So far in 2014, Billy Butler hasn’t really hit like Billy Butler. His struggles with elevating the ball have been well-documented, and he’s currently posting the lowest wRC+ of any Royals’ hitter with at least 21 plate appearances. He’s still walking at a decent clip (9.2% BB rate) but he has just two extra-base hits on the season, giving him a miniscule .026 isolated slugging percentage. To put it nicely, things are not going well.
However, with the team now in Baltimore, Butler may have a great chance to put up some big numbers over the weekend. Camden Yards is a hitter-friendly park, and for Butler, it’s been even hitter-friendlier.
To date, Butler’s played in 23 games in Camden Yards, putting up the following line:
101 PA, .323/.376/.591, 12 XBH, 6 HR
I would say that’s fairly acceptable.
Obviously he’ll need to put a few balls in the air in order to take advantage of that environment, but it does seem like Butler’s done a better job of that recently. His batted ball rates have started to normalize (you didn’t actually think he’d hit ground balls 70% of the time all season, did you?) and he has hit a few balls with some authority. In addition to all of that, the Orioles pitching staff may be quite accommodating for the Royals’ designated hitter.

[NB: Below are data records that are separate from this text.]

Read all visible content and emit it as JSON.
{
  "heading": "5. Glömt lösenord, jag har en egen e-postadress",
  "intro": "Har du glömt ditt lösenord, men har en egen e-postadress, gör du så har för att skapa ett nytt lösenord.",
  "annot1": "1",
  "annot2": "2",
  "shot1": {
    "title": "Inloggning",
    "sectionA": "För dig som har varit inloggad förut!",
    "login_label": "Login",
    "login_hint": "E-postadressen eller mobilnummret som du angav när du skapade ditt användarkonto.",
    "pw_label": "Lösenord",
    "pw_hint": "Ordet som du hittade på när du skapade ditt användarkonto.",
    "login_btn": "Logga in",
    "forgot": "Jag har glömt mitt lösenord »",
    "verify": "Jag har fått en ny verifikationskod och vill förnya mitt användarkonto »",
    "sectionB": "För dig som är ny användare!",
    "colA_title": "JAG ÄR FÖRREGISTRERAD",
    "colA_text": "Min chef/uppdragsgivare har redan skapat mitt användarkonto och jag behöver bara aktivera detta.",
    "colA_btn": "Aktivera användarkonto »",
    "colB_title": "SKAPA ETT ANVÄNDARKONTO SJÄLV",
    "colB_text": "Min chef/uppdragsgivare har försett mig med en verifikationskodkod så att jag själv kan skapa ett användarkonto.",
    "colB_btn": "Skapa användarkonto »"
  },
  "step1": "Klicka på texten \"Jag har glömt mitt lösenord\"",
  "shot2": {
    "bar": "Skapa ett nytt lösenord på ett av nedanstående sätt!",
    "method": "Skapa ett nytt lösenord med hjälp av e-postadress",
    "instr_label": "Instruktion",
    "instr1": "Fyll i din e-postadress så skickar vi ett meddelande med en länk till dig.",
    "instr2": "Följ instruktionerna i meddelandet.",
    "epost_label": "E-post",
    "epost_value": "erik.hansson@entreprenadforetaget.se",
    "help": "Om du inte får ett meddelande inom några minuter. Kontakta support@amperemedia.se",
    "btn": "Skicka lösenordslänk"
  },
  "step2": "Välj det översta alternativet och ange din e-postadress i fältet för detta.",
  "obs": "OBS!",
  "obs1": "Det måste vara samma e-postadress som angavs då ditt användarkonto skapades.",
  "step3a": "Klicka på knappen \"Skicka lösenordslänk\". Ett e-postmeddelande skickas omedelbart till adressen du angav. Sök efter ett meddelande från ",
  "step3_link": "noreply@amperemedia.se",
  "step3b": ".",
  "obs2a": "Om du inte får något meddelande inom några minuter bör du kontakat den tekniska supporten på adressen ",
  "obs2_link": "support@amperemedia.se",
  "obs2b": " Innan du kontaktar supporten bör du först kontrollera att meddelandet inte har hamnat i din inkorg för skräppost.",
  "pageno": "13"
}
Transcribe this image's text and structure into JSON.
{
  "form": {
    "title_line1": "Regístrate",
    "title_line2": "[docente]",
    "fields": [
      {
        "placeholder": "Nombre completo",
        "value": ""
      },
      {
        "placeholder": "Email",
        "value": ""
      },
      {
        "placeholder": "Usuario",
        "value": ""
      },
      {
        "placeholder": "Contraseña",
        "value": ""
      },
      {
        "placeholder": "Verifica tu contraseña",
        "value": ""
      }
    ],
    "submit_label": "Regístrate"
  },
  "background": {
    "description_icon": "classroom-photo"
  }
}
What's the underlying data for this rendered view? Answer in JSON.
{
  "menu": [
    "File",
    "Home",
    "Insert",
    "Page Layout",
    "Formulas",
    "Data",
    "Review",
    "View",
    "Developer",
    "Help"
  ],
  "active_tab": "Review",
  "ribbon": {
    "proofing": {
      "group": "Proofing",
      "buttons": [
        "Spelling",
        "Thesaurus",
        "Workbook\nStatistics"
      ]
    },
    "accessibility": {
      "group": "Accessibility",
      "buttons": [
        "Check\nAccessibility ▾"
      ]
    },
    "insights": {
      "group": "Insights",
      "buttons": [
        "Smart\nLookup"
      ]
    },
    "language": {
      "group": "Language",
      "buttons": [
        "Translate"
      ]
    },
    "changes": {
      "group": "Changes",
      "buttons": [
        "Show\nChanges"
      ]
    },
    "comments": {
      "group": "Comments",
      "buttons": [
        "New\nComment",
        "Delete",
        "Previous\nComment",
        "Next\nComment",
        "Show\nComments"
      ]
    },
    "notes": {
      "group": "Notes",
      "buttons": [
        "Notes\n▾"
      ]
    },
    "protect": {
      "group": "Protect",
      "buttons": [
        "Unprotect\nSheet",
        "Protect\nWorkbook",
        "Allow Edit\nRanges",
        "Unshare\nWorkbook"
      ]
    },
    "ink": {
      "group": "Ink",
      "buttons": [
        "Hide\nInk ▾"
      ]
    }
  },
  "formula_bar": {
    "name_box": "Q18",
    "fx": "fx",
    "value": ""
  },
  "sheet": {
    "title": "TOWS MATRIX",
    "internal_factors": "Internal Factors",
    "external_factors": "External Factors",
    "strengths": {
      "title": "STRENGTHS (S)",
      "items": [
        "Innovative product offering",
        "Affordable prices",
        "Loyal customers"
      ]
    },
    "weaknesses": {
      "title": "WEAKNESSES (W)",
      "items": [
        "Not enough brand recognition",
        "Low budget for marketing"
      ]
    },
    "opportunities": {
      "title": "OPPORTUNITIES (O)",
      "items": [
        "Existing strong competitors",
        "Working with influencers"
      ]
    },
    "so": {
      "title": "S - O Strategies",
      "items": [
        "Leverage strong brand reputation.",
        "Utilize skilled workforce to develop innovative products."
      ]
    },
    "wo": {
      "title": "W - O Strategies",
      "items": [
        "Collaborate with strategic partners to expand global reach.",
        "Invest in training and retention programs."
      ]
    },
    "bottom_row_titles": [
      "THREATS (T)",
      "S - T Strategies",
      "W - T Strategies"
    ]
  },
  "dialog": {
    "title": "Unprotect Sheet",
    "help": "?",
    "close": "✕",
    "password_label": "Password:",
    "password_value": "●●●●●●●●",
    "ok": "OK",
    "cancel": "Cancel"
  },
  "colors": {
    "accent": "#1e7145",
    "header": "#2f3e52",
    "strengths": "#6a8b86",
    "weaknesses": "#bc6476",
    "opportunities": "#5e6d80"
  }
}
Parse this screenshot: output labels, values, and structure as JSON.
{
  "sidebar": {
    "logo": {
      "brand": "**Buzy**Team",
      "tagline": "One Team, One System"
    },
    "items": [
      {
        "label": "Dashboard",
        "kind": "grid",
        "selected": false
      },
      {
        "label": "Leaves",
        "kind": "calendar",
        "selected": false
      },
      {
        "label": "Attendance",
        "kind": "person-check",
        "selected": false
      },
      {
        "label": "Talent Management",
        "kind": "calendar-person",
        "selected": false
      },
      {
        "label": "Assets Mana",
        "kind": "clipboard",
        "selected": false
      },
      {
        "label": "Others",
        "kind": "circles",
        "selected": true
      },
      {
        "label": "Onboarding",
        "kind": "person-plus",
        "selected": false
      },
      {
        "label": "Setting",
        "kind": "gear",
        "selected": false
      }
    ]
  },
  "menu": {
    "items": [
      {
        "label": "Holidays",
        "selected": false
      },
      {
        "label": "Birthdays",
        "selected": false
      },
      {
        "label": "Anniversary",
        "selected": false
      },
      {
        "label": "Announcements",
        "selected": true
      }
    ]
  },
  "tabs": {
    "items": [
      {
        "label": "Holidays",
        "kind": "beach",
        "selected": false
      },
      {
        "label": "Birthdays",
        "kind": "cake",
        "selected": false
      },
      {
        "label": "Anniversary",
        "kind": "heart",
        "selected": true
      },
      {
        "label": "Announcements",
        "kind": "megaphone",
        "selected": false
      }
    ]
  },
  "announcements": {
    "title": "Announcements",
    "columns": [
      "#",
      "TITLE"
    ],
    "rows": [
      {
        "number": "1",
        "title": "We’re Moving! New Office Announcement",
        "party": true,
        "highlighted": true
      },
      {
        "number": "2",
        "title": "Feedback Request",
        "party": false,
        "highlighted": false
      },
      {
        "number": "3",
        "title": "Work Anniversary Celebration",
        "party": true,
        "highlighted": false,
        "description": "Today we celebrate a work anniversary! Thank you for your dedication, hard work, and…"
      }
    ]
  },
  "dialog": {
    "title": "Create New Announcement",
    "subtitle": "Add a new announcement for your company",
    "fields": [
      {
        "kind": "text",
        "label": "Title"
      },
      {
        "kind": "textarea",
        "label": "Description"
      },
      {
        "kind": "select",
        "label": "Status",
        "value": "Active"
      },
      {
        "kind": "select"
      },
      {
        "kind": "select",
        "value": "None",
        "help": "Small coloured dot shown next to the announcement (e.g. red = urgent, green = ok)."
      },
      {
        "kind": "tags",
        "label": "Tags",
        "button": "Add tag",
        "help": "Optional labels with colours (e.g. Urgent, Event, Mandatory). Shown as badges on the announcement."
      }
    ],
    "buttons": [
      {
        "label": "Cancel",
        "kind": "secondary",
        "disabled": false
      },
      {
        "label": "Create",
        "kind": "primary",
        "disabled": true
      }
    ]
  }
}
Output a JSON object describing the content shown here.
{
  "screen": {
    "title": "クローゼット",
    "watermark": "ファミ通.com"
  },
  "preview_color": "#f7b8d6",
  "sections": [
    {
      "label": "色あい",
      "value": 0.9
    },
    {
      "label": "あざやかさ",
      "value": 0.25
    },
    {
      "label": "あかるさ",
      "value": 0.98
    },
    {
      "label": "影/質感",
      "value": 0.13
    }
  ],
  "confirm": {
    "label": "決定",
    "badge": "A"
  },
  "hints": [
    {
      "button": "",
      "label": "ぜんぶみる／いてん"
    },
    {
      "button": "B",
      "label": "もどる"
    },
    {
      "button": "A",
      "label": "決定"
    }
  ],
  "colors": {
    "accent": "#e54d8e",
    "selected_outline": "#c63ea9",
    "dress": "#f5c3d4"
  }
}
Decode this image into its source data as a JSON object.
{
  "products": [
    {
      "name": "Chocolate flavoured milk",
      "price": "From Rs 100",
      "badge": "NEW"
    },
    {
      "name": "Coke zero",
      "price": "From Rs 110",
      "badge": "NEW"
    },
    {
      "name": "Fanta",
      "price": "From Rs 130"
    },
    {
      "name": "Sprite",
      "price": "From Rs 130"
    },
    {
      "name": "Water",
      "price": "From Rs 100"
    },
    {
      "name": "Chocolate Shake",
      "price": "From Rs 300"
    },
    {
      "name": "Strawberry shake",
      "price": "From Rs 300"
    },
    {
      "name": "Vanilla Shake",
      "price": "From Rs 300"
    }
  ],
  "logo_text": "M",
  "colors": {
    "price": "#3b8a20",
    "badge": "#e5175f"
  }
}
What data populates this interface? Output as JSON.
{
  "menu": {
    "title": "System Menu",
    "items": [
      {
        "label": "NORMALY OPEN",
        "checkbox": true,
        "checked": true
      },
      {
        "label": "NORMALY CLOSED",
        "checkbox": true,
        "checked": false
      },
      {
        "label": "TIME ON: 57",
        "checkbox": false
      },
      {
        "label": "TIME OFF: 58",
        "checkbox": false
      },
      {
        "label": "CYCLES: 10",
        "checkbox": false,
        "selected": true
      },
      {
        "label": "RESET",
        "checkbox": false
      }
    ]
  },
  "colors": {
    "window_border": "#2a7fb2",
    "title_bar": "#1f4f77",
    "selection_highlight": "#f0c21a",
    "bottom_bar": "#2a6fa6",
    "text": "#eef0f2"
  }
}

Overall, the Orioles’ staff has been pretty terrible in just about every facet of pitching this year. Their ERA- is 108 (24th). Their FIP- is 116 (29th). And even after adjusting for a park-inflated HR rate, their xFIP- is 110 (28th). They don’t strike out many batters – just 18% of them – which ranks 27th in that category. This seems like a group of pitchers the Royals and Butler can take advantage of.
Beyond the effectiveness – or lack thereof – of the Orioles pitchers, their batted ball tendencies could help Butler a bit more. They give up a lot of hard contact, judging by their 21.8% line drive rate, which is the 6th highest rate in baseball. They also have a fly ball rate of 36.9%, which also is the 6th highest rate in baseball. Royals’ pitchers are just above them in that category, but complicating matters for the Orioles is their HR/FB rate, which currently sits at 12.9%, the 7th highest figure in MLB.
The final piece of their batted ball profile is the one possibly most important to Butler, and that is their ground ball rate. Orioles’ pitchers have allowed ground balls on 41.3% of batted balls, which is the lowest ground ball rate among all 30 teams. The three starters the Royals should face this weekend – Ubaldo Jimenez, Wei-Yin Chen, and Miguel Gonzalez – all have no higher than a 40% ground ball rate. This should bode very well for Butler and the rest of the lineup, since the Royals have so many ground ball hitters on their roster.
The next three games could be very important for Butler. While he’s looked better in recent games, this team needs him to get back to his old form, or at least something resembling his old form. It’s still very early in the season, of course, and I do think Butler will come around at some point. But, we all know the Royals can’t afford to fall too far away from the rest of the division, and Butler can do quite a bit to help boost this offense to the level at which most people expected it to be. The lineup could really use one of Butler’s month-long hot streaks, and that streak could begin tonight in Baltimore.